The enthusiastic, uncritical embrace of President Trump by white evangelicals is among the most mind-blowing developments of the Trump era. How can a group that for decades—and especially during the Bill Clinton presidency—insisted that character counts and that personal integrity is an essential component of presidential leadership not only turn a blind eye to the ethical and moral transgressions of Donald Trump, but also constantly defend him?

How, indeed.

And when I (or Mr. Wehner) refer to white evangelicals, we’re not referring just to the particularly egregious instances of wholesale support by the likes of evangelical leaders like Jerry Falwell, Jr. who self-consciously jettisons “incidentals” like Christian character from the qualifications for President because they’re weighing the train down from getting political power (see this tweet). A recent Pew Research poll from March 2019 suggests that nearly 7 out of 10 white evangelical Protestants approve of Trump’s handling of the presidency. And, to be clear, this statistic doesn’t just refer to folks who “identify” as evangelicals but don’t actually go to church. According to the Pew report: “White evangelical Protestants who regularly attend church (that is, once a week or more) approve of Trump at rates matching or exceeding those of white evangelicals who attend church less often.”
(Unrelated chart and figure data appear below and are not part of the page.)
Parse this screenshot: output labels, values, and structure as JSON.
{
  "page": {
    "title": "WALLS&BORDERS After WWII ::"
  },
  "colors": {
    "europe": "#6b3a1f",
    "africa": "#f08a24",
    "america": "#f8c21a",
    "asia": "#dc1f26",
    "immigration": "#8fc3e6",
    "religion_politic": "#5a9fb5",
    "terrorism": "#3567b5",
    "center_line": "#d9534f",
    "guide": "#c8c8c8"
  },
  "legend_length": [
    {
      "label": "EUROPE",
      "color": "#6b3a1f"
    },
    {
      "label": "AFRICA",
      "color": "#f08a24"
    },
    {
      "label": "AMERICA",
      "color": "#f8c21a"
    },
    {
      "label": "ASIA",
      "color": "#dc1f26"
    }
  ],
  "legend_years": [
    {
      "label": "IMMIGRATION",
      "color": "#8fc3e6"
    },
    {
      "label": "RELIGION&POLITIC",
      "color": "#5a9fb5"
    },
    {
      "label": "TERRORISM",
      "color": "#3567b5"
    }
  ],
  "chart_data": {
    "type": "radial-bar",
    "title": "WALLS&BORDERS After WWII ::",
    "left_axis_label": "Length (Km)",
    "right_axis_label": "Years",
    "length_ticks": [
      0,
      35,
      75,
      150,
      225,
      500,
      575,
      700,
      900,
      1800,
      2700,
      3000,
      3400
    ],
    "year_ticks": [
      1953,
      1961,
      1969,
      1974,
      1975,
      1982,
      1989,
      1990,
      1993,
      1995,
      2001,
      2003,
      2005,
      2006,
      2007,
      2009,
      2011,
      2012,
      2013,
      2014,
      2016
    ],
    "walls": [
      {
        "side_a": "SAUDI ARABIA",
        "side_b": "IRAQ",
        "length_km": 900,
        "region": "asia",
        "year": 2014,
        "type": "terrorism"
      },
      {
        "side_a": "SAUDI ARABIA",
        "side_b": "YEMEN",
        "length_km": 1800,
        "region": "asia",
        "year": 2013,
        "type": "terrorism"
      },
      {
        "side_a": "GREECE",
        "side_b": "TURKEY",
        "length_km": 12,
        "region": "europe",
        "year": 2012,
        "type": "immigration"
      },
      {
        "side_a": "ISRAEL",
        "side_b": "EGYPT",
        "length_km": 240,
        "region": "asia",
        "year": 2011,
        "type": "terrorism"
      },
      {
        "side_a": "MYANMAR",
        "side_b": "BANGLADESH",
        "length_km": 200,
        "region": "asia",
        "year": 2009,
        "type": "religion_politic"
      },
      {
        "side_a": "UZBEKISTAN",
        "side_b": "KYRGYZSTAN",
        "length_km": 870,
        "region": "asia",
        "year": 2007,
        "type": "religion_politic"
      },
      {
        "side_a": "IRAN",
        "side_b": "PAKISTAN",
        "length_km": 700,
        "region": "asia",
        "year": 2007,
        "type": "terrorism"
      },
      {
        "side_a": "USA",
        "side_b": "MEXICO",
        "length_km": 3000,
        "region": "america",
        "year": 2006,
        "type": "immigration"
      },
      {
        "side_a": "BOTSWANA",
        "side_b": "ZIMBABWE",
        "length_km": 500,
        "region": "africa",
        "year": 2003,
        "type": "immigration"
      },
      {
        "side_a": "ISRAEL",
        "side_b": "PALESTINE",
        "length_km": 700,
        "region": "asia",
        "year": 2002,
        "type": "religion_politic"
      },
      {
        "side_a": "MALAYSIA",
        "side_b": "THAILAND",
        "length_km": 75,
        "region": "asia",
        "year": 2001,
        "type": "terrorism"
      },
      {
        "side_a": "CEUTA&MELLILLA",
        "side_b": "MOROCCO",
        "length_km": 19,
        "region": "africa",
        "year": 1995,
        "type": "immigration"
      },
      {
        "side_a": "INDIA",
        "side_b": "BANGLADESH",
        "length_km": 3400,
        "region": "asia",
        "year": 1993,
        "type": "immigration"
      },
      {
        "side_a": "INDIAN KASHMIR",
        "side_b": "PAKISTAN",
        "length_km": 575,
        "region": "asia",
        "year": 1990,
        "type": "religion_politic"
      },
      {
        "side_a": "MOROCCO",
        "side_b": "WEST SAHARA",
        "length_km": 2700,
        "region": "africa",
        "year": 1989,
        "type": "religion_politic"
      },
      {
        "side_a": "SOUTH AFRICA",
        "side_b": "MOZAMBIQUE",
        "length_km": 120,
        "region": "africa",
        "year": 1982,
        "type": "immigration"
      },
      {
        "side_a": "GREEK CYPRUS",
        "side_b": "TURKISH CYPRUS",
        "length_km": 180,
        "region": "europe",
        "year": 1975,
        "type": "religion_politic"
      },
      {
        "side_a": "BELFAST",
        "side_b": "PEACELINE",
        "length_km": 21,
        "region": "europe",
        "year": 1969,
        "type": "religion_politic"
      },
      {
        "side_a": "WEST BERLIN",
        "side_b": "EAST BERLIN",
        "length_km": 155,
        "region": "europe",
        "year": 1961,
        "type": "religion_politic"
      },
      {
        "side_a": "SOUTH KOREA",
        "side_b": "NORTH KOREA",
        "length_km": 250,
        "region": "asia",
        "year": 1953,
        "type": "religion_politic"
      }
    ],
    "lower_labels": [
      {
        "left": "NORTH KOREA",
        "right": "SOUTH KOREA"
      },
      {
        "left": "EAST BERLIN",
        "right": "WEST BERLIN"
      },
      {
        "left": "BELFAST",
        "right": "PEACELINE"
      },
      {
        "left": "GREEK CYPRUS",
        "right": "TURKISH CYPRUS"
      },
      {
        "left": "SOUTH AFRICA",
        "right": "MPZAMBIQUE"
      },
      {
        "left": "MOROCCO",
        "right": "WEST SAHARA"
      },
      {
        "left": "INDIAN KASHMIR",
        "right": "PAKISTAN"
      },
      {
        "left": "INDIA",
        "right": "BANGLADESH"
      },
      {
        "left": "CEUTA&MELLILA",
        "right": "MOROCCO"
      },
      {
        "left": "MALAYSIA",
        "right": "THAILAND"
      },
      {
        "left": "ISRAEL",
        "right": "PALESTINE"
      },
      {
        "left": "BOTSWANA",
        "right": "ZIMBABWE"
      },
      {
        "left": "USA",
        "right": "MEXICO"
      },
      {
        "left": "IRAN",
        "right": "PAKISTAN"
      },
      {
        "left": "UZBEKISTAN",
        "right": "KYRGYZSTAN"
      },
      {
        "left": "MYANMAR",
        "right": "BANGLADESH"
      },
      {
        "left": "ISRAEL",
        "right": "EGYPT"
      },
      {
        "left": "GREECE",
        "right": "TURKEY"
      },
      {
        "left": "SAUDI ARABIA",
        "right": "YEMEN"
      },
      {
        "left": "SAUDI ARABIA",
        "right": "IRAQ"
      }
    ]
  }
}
American Evangelicals hitching their wagons to Trump was shocking in 2016 and the voltage is only increasing. It feels like some sort of terrible Stanley Milgram experiment.

I think David Remnick, the Editor of The New Yorker is right to call out all of the folks who voted for President Trump. As a Christian, I think his critique is especially appropriate for evangelicals. In direct response to President Trump’s directive to four congresswomen – all women of color, three of whom were born in America – that they should all “go back” to the countries “from which they came.” Remnick writes:

Republicans and Independents, evangelicals, and many others who might have voted for Trump in 2016 will eventually have to ask themselves whether it is possible to go on believing that he is a man of sufficient character to hold the Presidency.

Whether it was motivated by religious freedom, issues related to the sexual revolution, the chance to secure a few conservative Supreme Court justices or some other ultimate goal, white evangelicals ultimately voted as machiavellians. But I don’t think the ends ever justify the means. Potential political gains over the span of four or eight years, however important they are cannot be worth compromising the integrity of the Christian faith.

As an orthodox, Bible-believing American Christian, I understand the temptation. In some ways, it’s not hard to understand why white evangelical Protestants voted for Trump. I think much of it was motivated by fear. Whether the fear is legitimate or not is besides the point here. Again, I think Peter Wehner is correct: many white evangelicals voted for Trump and, unless something changes will do so again, because there are “deeply fearful of what a Trump loss would mean for America, American culture, and American Christianity.”